Nós, movimentos sociais comprometidos com a justiça social e os direitos humanos, manifestamos nosso profundo repúdio à fala da Secretária de Educação do Distrito Federal, Hélvia Paranaguá, que atribuiu a falta de vagas na rede pública de ensino ao aumento do número de estudantes com Transtorno do Espectro Autista (TEA) na rede.

Essa declaração não apenas reforça preconceitos e atitudes capacitistas, como também negligencia a responsabilidade do Estado em planejar e garantir o acesso à educação para todas as crianças, conforme assegurado pela Constituição Federal. Apontar estudantes com deficiência como “culpados” por falhas estruturais e de gestão educacional é uma atitude desumana e inaceitável.

É dever do poder público investir em inclusão, ampliar vagas, formar profissionais qualificados e assegurar condições dignas para que todas as crianças, independentemente de suas especificidades, tenham acesso ao direito fundamental à educação. A educação inclusiva é um pilar essencial para a construção de uma sociedade mais justa e equitativa, e qualquer discurso que culpe crianças com TEA ou outras deficiências pelas dificuldades do sistema educacional deve ser combatido com veemência.

Como representantes de diversos movimentos sociais, testemunhamos diariamente a luta de crianças, adolescentes e jovens para terem suas potencialidades reconhecidas e seus direitos respeitados. Não admitiremos que o Estado, por meio de seus representantes, desvie sua responsabilidade e promova discursos que segregam e marginalizam.

Exigimos uma retratação pública por parte da Secretária Hélvia Paranaguá e, mais do que isso, ações concretas para a ampliação e melhoria da rede pública de ensino, com o fortalecimento de políticas educacionais inclusivas. É urgente que o poder público assuma o compromisso de construir um sistema educacional que respeite as diversidades e garanta condições adequadas para o aprendizado de crianças, adolescentes, jovens e adultos.

Seguiremos unidos e mobilizados na luta por uma educação pública, inclusiva e de qualidade para todos e todas!

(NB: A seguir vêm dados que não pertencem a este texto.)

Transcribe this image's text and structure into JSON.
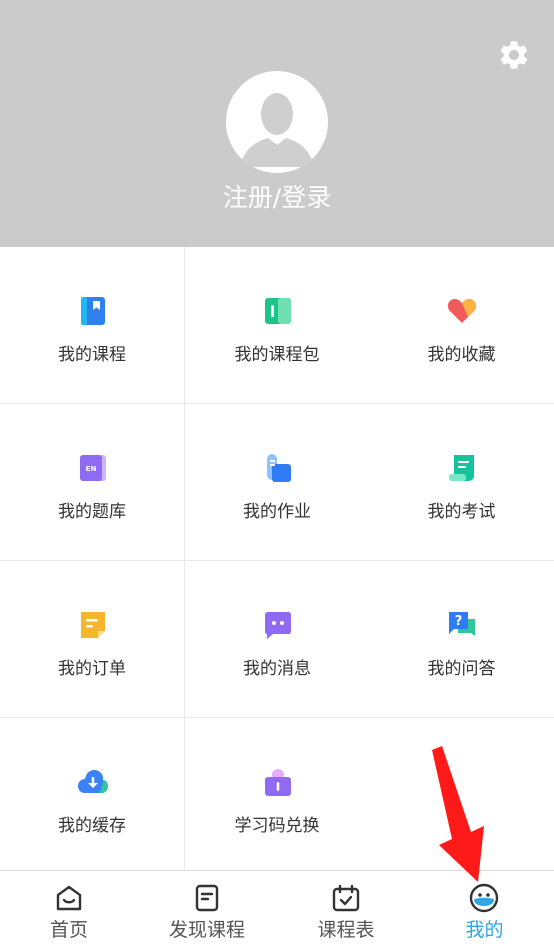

1. MAMA – Movimento Autônomo de Mães

2. ABRACI – Associação Brasileira de Autismo, Comportamento e Intervenção

3. ABRAÇA – Associação Brasileira para ação por Direitos das Pessoas Autistas

4. Frente Parlamentar em Defesa da Educação Inclusiva CLDF

5. Marcha Mundial das Mulheres - Distrito Federal

6. AMORA - Movimento de Moradia do DF e Entorno

7. UNMP - União Nacional por Moradia Popular DF

8. CUT-DF - Central Única dos Trabalhadores do Distrito Federal

9. Coletivo Filhas da Mãe

10. Associação Tereza de Benguela

11. União da Juventude Comunista

12. Autistas Brasil

13. Mulheres Poderosas - DF

14. Associação DFDown

15. PIPA - Pedagogia Inclusiva Pelas Artes

16. Rede Solidária de Apoio à Inclusão - Resai

17. Coletivo da Advocacia com Deficiência e Neurodivergentes

18. Instituto PAS - Gama

19. Coletivo Borda Luta

20. Instituto Ápice Down

21. MAR - Movimento Altiplano Rural

22. Associação Preserva Serrinha

23. Comitê Popular de Luta Rede Lular

24. SINPRO-DF

25. Movimento de Mulheres Olga Benário

 

Leia nota da SEE-DF na íntegra

A Secretaria de Educação do Distrito Federal vem a público repudiar veementemente a matéria divulgada pelo Sindicato dos Professores (SINPRO-DF) na tarde desta quinta-feira (09), que deturpou as declarações da secretária Hélvia Paranaguá.  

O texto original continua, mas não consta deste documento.